Sexual harassment can occur in a variety of circumstances, according to the U.S. Equal Employment Opportunity Commission (EEOC)
- The victim, as well as the harasser, may be a woman or a man. The victim does not have to be of the opposite sex from the harasser.
- The harasser may be the victim’s supervisor, an agent of the employer, a supervisor in another area, a co-worker or a non-employee, such as a vendor or a customer.
- The victim does not have to be the person harassed but could be anyone affected by the offensive conduct.
- Unlawful sexual harassment may occur without economic injury to or discharge of the victim.
- The harasser’s conduct must be unwelcome.
New York State Labor Law, since October 2018, requires all employers to adopt a sexual harassment policy that includes a complaint form for employees to report alleged incidents of sexual harassment.
State school districts have adopted measures to comply with the law.
"Harassment (sexual and otherwise) is a serious offense and, at all times, inappropriate. Employees are educated annually regarding sexual harassment and hostile work environments. Employees have the ability to contact administrative support in the event that harassment is suspected," said Ricca.

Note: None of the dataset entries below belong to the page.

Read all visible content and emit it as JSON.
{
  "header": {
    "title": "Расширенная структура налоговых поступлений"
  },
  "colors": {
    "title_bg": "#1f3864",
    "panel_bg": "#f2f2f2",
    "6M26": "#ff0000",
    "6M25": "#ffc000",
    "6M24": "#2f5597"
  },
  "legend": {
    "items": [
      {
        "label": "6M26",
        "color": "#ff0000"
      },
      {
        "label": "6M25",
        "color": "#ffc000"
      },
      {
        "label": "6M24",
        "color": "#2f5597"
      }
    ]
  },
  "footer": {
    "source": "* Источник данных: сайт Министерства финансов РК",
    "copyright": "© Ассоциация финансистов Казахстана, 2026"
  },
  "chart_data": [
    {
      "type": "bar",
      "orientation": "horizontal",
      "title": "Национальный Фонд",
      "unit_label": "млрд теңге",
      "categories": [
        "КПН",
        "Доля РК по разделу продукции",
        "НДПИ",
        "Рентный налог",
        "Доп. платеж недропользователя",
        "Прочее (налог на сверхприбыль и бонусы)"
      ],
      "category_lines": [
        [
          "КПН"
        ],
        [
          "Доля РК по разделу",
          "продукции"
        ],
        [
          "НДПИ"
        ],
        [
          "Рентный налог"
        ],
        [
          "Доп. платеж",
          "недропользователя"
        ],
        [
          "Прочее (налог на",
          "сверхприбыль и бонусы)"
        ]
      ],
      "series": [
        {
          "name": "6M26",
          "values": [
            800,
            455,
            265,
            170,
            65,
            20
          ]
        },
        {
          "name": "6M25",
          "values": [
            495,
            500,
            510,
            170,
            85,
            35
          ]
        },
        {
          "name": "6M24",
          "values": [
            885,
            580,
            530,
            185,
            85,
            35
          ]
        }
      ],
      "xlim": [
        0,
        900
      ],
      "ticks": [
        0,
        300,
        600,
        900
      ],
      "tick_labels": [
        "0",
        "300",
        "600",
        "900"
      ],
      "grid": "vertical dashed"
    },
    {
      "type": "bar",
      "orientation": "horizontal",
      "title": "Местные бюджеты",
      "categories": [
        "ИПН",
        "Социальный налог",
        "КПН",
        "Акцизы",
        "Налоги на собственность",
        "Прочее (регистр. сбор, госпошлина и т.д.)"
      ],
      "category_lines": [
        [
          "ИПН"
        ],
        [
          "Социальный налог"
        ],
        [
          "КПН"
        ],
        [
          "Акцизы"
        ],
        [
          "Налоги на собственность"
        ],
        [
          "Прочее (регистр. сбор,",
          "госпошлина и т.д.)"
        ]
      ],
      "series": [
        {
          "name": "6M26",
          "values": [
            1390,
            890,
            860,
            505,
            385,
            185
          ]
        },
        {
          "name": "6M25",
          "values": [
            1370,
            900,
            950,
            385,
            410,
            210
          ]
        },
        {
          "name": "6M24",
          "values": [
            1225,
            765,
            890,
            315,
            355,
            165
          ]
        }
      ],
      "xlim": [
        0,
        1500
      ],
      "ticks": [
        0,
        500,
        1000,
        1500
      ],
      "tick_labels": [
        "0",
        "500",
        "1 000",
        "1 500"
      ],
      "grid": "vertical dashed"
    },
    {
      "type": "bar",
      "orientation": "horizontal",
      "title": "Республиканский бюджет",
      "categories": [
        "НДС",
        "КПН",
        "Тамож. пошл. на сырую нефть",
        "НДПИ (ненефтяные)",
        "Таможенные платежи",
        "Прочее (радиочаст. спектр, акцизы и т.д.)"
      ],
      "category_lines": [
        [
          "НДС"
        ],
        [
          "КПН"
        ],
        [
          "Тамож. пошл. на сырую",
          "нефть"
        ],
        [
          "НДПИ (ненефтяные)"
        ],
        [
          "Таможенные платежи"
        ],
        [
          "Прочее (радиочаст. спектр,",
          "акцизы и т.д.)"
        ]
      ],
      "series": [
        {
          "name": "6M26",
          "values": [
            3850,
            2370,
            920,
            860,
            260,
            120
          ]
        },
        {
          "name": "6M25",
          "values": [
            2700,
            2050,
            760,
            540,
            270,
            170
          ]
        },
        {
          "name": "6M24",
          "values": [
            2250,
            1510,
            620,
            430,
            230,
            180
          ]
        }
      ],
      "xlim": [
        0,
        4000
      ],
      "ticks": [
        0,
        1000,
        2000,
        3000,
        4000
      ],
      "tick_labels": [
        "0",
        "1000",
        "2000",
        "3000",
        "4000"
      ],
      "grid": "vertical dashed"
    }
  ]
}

All staff in the White Plains district receive annual training related to sexual harassment in the workplace and other mandated training including provided face-to-face setting, online and by third-parties.
One of the ways the district works to create a positive workplace and culture for employees is by setting clear expectations for positive interactions and behaviors and communicate those expectations in a clear and regular manner.
"Healthy school climates/cultures always benefit students. We must be sure that all members of the educational community are supported and recognize their import and value. This positivity will naturally impact the student and overall school community," said Ricca.
He added that White Plains and other school districts are great models for employers because, "We are governed by law and have clear requirements for training, reporting and amelioration of identified issues."